New Year's Eve 06

I prepare for the night's festivities by getting 13 hours of sleep on the Eve of the Eve. It would have been at least 14, if it weren't for a pesky pug wanting desperately to snuggle up under my legs. What the hell is wrong with you Sammy???

So I drag myself out of bed to join LP at Juan in a Million, home of the enormous Don Juan breakfast taco, a legendary hangover cure. It is surprisingly good, even without the hangover! I wonder if it might be preventative and vow to find out that evening. All in the name of science.

After a grueling day of shopping at Target and the wretched grocery store, it was time to get ready for socializing. I apply caffeine, red nail polish and sparkly eye shadow in varying amounts...but after looking through all of the boring stuff in my closet, decide on casual attire. Jeans and a black shirt. Classicly understated. Ready!

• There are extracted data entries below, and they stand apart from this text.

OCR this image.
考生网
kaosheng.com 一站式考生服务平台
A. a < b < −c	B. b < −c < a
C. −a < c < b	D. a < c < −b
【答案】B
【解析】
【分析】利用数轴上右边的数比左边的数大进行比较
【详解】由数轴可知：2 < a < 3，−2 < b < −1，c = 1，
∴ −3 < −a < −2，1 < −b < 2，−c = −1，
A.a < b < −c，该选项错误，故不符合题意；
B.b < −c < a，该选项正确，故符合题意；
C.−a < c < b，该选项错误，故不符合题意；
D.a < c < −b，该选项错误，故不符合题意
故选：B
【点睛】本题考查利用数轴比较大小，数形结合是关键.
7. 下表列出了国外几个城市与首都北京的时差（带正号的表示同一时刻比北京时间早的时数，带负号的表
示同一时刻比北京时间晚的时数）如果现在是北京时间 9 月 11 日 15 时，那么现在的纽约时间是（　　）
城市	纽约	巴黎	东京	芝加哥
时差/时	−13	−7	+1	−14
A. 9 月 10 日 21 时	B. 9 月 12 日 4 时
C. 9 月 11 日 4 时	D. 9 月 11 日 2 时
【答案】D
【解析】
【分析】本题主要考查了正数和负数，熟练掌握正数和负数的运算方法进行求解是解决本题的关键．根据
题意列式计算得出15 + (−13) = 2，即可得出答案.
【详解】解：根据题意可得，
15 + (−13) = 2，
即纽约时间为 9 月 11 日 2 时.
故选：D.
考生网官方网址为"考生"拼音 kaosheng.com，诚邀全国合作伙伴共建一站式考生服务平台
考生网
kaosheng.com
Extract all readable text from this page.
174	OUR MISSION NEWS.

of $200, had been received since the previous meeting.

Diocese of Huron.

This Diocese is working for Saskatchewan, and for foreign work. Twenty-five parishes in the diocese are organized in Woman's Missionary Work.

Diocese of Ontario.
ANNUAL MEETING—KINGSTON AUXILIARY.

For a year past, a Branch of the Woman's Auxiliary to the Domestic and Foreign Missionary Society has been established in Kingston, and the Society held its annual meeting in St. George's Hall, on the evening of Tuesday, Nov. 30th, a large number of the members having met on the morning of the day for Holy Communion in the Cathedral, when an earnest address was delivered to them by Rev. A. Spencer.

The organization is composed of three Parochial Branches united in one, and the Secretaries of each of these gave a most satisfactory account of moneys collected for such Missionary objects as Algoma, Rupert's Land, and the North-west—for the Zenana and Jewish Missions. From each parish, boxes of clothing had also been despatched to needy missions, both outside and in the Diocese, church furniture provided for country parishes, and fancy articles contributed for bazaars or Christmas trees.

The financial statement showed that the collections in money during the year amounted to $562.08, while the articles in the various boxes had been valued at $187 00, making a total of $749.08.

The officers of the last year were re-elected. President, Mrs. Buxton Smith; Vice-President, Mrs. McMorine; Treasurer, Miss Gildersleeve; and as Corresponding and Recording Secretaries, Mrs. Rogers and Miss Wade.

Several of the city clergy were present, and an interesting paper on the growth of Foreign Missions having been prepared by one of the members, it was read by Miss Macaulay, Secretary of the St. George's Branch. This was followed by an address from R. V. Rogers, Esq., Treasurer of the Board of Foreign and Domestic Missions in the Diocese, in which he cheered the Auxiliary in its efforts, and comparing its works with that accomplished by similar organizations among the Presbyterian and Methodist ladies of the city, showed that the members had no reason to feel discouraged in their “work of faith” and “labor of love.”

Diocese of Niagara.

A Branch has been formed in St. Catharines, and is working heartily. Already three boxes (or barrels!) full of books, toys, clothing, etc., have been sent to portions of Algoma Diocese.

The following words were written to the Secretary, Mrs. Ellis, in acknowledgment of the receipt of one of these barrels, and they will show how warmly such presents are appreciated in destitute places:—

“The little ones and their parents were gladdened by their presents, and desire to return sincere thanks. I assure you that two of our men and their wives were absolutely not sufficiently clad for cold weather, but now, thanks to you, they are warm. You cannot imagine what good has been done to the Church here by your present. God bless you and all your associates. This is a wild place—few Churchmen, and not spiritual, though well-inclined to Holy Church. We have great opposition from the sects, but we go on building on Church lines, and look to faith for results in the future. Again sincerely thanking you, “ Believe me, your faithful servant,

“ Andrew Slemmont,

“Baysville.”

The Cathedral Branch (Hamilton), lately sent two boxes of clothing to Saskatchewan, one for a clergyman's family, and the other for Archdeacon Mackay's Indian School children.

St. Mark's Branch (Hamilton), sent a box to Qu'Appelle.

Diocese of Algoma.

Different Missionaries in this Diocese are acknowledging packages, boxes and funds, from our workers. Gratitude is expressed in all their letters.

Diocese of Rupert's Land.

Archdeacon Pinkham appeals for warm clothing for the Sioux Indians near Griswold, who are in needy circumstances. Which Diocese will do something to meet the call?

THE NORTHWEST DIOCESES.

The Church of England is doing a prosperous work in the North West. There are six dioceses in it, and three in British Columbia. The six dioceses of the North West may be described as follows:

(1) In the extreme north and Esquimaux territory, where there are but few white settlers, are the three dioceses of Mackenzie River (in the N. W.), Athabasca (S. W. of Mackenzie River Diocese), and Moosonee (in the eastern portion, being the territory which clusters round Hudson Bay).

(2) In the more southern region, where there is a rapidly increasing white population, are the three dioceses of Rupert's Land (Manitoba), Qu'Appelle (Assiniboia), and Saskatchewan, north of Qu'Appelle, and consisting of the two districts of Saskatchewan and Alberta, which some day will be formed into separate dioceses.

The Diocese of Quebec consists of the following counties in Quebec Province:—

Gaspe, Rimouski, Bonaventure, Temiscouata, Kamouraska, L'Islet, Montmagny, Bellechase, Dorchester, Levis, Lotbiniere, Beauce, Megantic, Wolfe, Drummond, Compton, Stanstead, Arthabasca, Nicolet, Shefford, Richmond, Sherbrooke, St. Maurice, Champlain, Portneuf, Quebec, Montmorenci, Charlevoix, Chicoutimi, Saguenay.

First to arrive on the scene are Betty Lou and Kiwi, fresh from a 23 mile bike ride through the hill country. Good LORD! Naturally I, a documented Lazinator, am impressed and horrified at this accomplishment. Biking 23 miles would probably take me a week. And I'd have to get a bike. And, you know, pedal and shit. But Betty Lou and Kiwi describe their day as if it were a fun adventure and not one of Dante's levels of hell. Interesting. Kiwi did share a little altercation he had with the lady at the state park office.

"I just had a couple of questions, but she kept interrupting and telling me that she couldn't understand my language. I WAS SPEAKING ENGLISH!!" Kiwi has a very appealing New Zealand accent, but it took all of us a while to figure out that his vowels don't make the same sounds as our American vowels. Figure out the vowels and you're golden. You can translate New Zealandish right into Texan!

The others soon arrive, bearing even more food and wine. Oh how I love these people!! We commence eating, drinking and merry-making. I bust out the slang flashcards that Killa Gorilla gave me for Christmas and start quizzing people on their language skillz. Needless to say, my years of working with the youth of America have actually served me well in this respect. Unfortunately I sound like a complete jackass when I break out my street talk. Luckily I don't mind.

Now that we all have food and booze in our bellies and new vocabulary in our brains, it is time to get to partying. LP and I decide to hit Loverboy's New Year's Party, as it promises to be a good time.

Loverboy sure knows how to put out a spread. The liquor and snack selection could not be beat! We mingle with guests and find a couple of recent honeymooners who regale us with tales of their trip to Bora Bora. They took a luxury cruise and spent their vacation basking in the sun. It sounds totally amazing until the new husband tells us it cost over $25,000. Yikes. It still sounds amazing after that...but amazing in the way that a trip to the moon is amazing. It is no longer in my realm of possibility.

We move on to Loverboy's living room where someone has put Dick Clark's New Year's Rockin' Eve on. Dick Clark looks good and is awfully excited when he tells us that he spent last year re-learning how to talk and walk. He actually sounds pretty good for someone who had a massive stroke. Unfortunately the show is just kind of depressing. Maybe that's because it's clear that it is transitioning into Ryan Seacrest's New Year's Rockin' Eve. Or maybe it's Mariah Carey. Did you know that she had the number one album of the year? I did not, but Seacrest insists that it's true. Mariah's song sounds ok, but she soon starts in with that squeaky/shrieky, agitated dolphin sounding thing that she does and I have to walk away.

I wander to the bathroom where Loverboy has put up a piece of paper for everyone to write down their New Year's resolutions. Hmm....I haven't even thought about my resolutions. How did I get so behind? I resolve to see more movies. My standard resolution. I can't resolve any other stuff this year. I'm busy getting hitched while trying not to go insane.

Finally it is time for the countdown. We prepare by putting on dorky hats, grabbing champagne and roaring out the count to 2006. Wooo!! Happy New Year!!!!!!! I kiss my cute fiance, glug my champagne and light up a sparkler. New Year's multi-tasking!

My phone rings and it's Killa Gorilla! She is at the EastSide party we usually hit. It sounds crazy! She puts NPJ on the line.

"GIGI!!!! Why aren't you here? It's our anniversary!" NPJ and I had a very special New Year's kiss a few years ago. It saved my New Year! Killa Gorilla has presented NPJ with his very own phone, in honor of his nickname. NPJ stands for "No Phone J" in the Gorgeous and Sassy world. Will we have to call him J, now? NO! The sound of "Nippage" is just too appealing.

I get more drunken calls from my sister Zabi and my brother Kid B....who actually leaves me another message later on, as he forgot which sister he talked to earlier. That must have been some party!

I am ready to go at 1AM. Am I finally too old to party like a rock star? Nah. I have a lot ahead of me in '06. I better get my rest.